There’s more work ahead to launch this initiative, but our initial conversations have been quite promising. We’re hearing from school and business leaders that there is a critical need for stronger financial literacy training for Connecticut students.

We plan to launch a feasibility study in the weeks ahead to determine if we can raise the funds needed to build this program here.

We are also talking with several local school districts about the possibility of opening and operating a JA high school, a program called 3DE.

School leaders see this program as one that can substantially increase high school graduation rates, and business leaders see it as one that can help to better prepare young people for college and the world of work.

In addition, we are in active explorations with the federal government, specifically the Department of Defense, about the possibility of establishing a program that would launch in Connecticut, then expand nationally, contributing to the talent pipeline for the nation’s submarine and submarine supply chain workforce.

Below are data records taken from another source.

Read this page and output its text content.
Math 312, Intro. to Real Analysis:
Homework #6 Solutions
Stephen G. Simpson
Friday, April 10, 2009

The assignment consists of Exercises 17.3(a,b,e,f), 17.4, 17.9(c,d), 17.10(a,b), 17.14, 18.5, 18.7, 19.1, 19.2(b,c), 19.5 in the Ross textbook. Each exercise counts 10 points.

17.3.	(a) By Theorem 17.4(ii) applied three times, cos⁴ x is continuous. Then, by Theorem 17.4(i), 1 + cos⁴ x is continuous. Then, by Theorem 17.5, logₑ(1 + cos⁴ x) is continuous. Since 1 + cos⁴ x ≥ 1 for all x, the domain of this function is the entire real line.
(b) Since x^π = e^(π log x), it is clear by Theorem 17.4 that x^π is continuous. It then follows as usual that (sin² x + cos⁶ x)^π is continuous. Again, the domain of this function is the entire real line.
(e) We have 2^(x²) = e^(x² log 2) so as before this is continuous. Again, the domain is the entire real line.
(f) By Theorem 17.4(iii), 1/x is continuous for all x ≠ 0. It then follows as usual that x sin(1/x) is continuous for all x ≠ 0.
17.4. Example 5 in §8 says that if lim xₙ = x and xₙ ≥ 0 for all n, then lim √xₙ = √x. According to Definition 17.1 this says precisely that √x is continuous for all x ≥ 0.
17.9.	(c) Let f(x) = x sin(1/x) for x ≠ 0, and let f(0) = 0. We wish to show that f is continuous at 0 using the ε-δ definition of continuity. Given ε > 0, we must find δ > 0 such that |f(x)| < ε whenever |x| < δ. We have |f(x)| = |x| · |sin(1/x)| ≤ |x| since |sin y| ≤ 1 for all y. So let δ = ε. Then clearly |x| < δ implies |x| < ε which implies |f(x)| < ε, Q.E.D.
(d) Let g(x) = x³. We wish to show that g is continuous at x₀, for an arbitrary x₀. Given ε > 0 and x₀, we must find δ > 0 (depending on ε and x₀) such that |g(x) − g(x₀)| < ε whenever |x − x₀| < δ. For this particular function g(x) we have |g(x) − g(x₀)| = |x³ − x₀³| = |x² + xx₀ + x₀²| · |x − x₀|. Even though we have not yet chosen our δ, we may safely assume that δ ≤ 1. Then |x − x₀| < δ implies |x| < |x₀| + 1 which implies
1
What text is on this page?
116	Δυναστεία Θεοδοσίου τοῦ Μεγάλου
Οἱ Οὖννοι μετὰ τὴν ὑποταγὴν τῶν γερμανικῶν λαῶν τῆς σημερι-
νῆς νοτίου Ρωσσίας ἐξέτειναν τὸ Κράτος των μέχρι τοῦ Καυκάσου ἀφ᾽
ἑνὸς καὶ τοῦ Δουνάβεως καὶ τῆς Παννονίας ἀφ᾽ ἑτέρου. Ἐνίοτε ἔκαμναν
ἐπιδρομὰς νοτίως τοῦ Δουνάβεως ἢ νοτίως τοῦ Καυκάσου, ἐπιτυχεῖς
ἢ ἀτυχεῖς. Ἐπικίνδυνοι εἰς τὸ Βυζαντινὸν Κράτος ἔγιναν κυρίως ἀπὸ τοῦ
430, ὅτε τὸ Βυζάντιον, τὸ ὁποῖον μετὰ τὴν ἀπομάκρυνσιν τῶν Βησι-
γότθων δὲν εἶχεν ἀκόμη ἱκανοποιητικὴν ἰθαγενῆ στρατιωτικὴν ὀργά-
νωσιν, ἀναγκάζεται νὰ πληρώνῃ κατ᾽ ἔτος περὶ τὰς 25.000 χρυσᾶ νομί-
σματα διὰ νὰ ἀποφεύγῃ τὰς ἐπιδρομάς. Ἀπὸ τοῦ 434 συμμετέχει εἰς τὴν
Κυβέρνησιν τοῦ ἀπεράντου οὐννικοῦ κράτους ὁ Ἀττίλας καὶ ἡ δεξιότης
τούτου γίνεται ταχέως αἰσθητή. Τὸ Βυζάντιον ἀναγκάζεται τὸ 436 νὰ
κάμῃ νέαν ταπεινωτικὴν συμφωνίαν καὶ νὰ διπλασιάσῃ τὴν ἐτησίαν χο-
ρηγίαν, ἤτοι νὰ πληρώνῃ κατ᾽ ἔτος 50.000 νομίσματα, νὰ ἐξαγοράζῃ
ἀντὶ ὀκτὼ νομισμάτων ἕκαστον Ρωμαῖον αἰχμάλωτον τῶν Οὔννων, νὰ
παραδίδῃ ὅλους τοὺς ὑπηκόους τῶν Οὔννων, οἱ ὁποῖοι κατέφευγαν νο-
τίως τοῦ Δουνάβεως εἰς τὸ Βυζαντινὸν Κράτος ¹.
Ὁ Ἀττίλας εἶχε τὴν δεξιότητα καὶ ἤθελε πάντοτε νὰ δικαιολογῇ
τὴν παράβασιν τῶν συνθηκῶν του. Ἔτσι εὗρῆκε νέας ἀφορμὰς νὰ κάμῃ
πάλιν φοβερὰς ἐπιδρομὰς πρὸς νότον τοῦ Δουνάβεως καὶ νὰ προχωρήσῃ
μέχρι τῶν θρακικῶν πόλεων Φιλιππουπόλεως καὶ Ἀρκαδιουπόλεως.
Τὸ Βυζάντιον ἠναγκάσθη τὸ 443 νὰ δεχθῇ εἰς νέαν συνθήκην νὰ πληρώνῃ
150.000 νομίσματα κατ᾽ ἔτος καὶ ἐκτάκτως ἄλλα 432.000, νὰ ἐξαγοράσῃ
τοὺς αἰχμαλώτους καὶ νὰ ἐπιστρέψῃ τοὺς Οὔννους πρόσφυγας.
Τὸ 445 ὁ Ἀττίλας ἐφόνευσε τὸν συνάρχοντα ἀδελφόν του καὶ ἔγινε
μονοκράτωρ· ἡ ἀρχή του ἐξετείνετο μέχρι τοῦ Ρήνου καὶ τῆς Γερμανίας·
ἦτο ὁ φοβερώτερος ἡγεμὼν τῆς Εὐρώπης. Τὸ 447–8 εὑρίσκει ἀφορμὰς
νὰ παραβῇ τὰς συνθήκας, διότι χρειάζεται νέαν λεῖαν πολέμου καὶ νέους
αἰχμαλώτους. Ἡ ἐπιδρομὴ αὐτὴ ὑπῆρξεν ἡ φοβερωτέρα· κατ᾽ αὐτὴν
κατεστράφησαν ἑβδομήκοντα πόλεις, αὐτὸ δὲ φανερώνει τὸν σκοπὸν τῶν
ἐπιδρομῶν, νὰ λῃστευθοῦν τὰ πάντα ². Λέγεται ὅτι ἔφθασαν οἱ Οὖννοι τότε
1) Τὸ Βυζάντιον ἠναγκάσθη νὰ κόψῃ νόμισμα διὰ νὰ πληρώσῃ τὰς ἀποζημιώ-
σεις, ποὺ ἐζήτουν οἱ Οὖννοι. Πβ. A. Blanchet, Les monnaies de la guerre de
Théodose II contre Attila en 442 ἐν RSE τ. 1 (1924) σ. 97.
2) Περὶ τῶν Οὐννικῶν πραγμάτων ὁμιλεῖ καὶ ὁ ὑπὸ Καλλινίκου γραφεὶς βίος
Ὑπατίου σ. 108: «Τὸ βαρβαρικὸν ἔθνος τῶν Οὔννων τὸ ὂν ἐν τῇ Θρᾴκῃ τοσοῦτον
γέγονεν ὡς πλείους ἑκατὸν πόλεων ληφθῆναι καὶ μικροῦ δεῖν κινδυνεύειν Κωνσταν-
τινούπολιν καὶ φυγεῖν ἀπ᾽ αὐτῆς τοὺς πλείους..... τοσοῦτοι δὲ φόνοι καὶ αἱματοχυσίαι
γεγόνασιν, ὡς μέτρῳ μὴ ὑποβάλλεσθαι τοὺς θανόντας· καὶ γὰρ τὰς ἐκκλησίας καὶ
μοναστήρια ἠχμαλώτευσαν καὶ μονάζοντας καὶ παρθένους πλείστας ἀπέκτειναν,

This is a sampling of the important work now taking place. It will not be easy, but nothing this important ever is.

We are confident that we can count on business leaders and professionals across many industries to take JA to the next level — because that is what our communities are asking of us.

Working collaboratively, we can inspire and prepare young people — the next generation of community leaders — to succeed. These ambitious, aspirational goals are now our North Star.

Jeremy Race is president and CEO of Junior Achievement of Southwest New England, which includes Hartford, New Haven, Middlesex, Tolland, Windham, Litchfield and New London counties.